Node.js backend / CRM integration

Imagine an internal service that compiles daily lead stats from Bitrix24 or amoCRM and wants Snowman to turn the numbers into a manager-friendly summary.

// pseudo-code
const resp = await fetch("$BASE_URL/api/v1/scenarios/SCENARIO_ID/run", {
  method: "POST",
  headers: {
    "Authorization": "Bearer YOUR_SCENARIO_API_KEY",
    "Content-Type": "application/json",
  },
  body: JSON.stringify({ params: { date: "2025-01-01" } }),
});
const data = await resp.json();

n8n / Make / no‑code workflows

In any no‑code platform (n8n, Make, Zapier, Integromat, etc.), create an HTTP request and copy the settings from the example. You can trigger scenarios via webhook, on schedule, or from events in other systems.

METHOD: POST
URL:    $BASE_URL/api/v1/run
HEADERS:
  Authorization: Bearer YOUR_TENANT_API_KEY
  Content-Type: application/json
BODY (JSON):
  { "prompt": "Make a short summary of new amoCRM leads" }

Read‑only for BI and dashboards

If you’re building a unified data layer (Data Warehouse, Power BI, Metabase, Superset), you can poll scenario history and store results in your own database. That’s exactly what the read‑only key is for.

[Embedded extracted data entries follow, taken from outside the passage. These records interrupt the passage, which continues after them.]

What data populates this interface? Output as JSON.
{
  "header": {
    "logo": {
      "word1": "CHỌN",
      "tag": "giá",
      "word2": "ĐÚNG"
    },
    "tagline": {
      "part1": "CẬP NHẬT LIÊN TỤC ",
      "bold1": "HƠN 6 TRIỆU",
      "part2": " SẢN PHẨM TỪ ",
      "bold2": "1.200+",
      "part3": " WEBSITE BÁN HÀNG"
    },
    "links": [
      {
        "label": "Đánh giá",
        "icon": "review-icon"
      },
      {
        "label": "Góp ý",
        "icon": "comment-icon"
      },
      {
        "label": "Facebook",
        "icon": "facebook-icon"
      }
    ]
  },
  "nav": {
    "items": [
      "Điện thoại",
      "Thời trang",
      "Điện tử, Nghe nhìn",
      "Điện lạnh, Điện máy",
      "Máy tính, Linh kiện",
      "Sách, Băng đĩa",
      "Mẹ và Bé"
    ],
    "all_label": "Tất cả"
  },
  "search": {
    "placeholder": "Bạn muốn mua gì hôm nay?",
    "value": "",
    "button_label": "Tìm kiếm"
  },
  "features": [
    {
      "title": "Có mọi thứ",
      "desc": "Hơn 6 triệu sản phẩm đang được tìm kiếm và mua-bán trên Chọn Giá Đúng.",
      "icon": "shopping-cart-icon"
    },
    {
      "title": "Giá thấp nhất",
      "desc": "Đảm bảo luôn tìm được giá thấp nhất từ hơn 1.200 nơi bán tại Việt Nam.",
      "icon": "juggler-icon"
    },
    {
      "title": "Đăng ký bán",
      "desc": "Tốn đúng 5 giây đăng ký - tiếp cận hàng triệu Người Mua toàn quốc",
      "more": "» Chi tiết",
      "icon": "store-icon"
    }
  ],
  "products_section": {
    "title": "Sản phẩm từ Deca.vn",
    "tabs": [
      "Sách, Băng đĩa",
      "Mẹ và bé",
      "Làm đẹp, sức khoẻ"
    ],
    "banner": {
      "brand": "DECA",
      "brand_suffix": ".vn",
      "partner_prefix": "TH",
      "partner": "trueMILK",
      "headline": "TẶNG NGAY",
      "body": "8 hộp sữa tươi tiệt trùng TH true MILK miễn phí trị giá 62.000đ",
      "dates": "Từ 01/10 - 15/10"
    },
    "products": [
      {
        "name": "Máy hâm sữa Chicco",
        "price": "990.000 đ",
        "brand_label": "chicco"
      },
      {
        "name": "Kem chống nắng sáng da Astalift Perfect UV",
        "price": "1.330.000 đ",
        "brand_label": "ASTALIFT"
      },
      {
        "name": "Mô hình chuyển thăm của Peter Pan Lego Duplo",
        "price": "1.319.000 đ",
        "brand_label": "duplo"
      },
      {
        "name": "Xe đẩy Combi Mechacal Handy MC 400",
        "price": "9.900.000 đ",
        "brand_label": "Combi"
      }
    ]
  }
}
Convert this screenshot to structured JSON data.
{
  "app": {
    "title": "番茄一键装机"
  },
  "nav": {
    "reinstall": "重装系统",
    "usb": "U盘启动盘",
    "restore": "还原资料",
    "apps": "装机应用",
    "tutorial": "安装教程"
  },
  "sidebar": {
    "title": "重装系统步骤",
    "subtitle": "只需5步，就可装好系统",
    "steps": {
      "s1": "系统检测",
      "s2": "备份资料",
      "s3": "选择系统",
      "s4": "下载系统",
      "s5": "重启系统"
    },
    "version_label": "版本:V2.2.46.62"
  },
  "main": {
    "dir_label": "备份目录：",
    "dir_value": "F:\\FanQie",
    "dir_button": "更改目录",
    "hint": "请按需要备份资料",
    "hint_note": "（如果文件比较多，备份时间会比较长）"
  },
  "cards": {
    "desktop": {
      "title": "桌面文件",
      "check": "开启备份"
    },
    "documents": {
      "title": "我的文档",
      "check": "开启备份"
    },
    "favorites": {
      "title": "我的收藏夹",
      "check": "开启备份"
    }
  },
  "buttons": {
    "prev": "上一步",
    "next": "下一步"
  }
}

curl -s "$BASE_URL/api/v1/scenarios/SCENARIO_ID/history" \
  -H "Authorization: Bearer YOUR_READONLY_API_KEY" | jq '.history'

5. Pre‑production checklist

  • Confirm that your plan includes API keys and that your monthly API call limit is above zero. If the limit is zero, all requests will return plan_limit_reached.
  • Make sure a default LLM key is configured in your profile. Without it, /api/v1/run and scenarios can’t call the model and will return llm_not_configured.
  • For Scenario keys: first configure the task in the Scheduler, manually verify it works, and only then issue a Scenario key for it.
  • For BI/reporting access, always use a dedicated Read‑only key. It significantly reduces risk — even if someone sees the key, they can’t trigger actions.
  • Never hardcode secret keys in frontend code or public Git repositories. Store keys in environment variables, CI/CD secret stores, or a dedicated secret manager.